Modifying MLCube tasks

Override parameters on a command line

One way to change the parameters of MLCubes is to override them on a command line. Create a new file workspace/names/mary.txt with the following content: Mary. Then, run the following:

mlcube run --mlcube=. --platform=docker --task=hello name=names/mary.txt chat=chats/chat_with_mary.txt
cat workspace/chats/chat_with_mary.txt

mlcube run --mlcube=. --platform=docker --task=bye name=names/mary.txt chat=chats/chat_with_mary.txt
cat workspace/chats/chat_with_mary.txt
You should observe the output similar to this one:
[2021-09-30 18:49:46.896509]  Hi, Mary! Nice to meet you.
[2021-09-30 18:49:56.883266]  Bye, Mary! It was great talking to you.

Providing a better greeting message

Because how Hello World cube was implemented, the greeting message is always the following: Nice to meet you.. We will update the implementation so that if this is not the first time Alice says hello, the MLCube will respond: Nice to see you again..
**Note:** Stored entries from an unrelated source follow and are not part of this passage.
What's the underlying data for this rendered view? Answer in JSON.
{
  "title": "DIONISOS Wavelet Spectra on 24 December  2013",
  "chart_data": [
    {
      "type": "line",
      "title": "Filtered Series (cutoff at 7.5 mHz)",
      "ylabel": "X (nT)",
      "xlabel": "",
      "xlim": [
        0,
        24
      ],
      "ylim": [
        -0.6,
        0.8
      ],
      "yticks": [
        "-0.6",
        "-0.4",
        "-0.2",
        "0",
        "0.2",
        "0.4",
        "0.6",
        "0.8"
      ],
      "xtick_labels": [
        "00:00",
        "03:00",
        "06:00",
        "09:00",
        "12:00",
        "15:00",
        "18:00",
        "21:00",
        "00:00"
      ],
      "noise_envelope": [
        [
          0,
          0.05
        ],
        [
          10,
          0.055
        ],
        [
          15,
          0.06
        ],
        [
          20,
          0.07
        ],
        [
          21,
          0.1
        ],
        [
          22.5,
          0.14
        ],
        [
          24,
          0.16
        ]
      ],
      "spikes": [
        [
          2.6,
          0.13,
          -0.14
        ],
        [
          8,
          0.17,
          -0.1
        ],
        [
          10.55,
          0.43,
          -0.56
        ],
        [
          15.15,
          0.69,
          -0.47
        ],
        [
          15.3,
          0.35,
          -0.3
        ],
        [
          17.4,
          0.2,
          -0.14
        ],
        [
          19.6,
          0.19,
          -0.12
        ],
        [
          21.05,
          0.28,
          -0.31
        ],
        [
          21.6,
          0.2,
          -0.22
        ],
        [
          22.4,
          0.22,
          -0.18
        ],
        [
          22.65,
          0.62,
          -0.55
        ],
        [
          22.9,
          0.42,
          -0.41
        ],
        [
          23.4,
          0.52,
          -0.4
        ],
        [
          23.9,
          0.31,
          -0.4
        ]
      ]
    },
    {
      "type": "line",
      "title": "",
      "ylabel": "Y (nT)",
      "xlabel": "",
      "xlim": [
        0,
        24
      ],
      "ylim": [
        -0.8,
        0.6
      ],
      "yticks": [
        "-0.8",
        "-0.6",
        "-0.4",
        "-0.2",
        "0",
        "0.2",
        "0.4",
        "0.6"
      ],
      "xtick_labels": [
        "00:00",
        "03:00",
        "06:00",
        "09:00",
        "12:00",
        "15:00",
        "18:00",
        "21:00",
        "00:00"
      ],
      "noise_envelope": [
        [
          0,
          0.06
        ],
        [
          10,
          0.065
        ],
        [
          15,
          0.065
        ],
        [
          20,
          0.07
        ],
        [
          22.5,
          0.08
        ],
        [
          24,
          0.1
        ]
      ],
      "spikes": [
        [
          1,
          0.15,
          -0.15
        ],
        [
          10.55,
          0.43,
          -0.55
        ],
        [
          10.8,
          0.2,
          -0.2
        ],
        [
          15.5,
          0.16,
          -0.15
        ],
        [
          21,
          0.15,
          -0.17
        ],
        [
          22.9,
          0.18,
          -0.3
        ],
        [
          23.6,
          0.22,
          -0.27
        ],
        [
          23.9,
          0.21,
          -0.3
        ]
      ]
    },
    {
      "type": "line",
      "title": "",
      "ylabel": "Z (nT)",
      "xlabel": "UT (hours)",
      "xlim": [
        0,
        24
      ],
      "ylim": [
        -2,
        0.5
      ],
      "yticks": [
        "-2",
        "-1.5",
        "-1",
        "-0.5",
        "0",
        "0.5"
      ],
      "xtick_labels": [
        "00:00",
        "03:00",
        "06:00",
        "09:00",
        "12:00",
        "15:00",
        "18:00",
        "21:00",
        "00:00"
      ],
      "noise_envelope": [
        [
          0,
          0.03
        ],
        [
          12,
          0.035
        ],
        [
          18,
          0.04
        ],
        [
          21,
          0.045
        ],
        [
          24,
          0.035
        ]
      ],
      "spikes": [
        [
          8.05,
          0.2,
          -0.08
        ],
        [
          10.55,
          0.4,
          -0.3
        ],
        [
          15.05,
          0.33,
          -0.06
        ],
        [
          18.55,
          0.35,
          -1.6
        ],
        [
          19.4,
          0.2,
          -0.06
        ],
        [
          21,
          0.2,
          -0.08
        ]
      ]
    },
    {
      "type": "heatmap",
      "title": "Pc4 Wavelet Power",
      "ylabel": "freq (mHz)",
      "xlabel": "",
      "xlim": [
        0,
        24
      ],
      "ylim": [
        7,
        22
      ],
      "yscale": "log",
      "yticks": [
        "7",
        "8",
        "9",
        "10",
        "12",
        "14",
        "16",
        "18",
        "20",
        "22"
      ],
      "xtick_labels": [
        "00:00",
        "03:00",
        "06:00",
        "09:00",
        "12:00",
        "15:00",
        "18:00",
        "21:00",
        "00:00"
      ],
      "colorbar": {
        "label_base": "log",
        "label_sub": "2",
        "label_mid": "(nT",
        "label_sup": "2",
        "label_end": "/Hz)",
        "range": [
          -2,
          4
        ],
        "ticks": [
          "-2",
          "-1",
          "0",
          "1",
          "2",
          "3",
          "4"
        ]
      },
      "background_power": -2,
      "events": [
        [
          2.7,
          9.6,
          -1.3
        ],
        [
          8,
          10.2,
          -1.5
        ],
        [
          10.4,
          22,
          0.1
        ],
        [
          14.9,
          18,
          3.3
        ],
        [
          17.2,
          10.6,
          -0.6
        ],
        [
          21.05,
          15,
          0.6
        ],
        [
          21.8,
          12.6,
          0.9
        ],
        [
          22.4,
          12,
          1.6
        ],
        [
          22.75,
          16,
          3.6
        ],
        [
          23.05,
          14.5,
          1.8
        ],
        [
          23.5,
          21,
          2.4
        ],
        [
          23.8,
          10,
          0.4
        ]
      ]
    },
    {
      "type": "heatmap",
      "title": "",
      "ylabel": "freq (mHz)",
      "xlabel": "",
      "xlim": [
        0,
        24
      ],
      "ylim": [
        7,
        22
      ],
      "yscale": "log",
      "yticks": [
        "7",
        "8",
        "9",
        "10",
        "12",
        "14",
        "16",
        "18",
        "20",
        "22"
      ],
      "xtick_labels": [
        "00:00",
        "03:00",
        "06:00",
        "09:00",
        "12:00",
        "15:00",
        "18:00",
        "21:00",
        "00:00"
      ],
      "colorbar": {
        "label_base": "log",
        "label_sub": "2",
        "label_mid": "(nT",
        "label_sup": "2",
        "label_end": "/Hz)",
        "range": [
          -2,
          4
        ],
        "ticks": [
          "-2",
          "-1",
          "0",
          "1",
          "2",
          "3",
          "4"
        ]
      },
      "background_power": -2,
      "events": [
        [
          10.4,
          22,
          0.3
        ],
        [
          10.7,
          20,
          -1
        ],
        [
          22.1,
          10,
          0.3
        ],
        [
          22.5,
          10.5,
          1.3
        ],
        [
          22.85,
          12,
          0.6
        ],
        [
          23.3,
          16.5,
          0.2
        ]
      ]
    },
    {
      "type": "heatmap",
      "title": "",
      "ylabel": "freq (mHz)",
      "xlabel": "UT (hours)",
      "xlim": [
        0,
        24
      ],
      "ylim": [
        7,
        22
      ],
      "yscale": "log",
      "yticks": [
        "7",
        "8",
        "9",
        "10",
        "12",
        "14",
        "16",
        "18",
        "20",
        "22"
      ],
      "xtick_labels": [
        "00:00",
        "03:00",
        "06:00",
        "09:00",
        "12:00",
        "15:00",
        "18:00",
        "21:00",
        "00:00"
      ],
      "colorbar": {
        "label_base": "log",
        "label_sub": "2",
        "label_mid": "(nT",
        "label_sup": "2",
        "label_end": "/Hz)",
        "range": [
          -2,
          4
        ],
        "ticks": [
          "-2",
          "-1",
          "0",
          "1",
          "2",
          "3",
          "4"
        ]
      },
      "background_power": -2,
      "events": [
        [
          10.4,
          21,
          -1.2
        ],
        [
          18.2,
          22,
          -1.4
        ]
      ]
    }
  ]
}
Modify the file Update the function named get_greeting_message on line 14. It should have the following implementation:

import os

def get_greeting_message(chat_file: str) -> str:
    return "Nice to meet you." if not os.path.exists(chat_file) else "Nice to see you again."
Reconfigure the MLCube:
mlcube configure --mlcube=. --platform=docker
And run two hello tasks again:
rm ./workspace/chats/chat_with_alice.txt

mlcube run --mlcube=. --platform=docker --task=hello,bye
mlcube run --mlcube=. --platform=docker --task=hello,bye

cat ./workspace/chats/chat_with_alice.txt
The MLCube recognized it was not the first time it talked to Alice, and changed the greeting:
[2021-09-30 20:04:36.977032]  Hi, Alice! Nice to meet you.
[2021-09-30 20:04:40.851157]  Bye, Alice! It was great talking to you.
[2021-09-30 20:04:47.228554]  Hi, Alice! Nice to see you again.
[2021-09-30 20:04:51.031609]  Bye, Alice! It was great talking to you.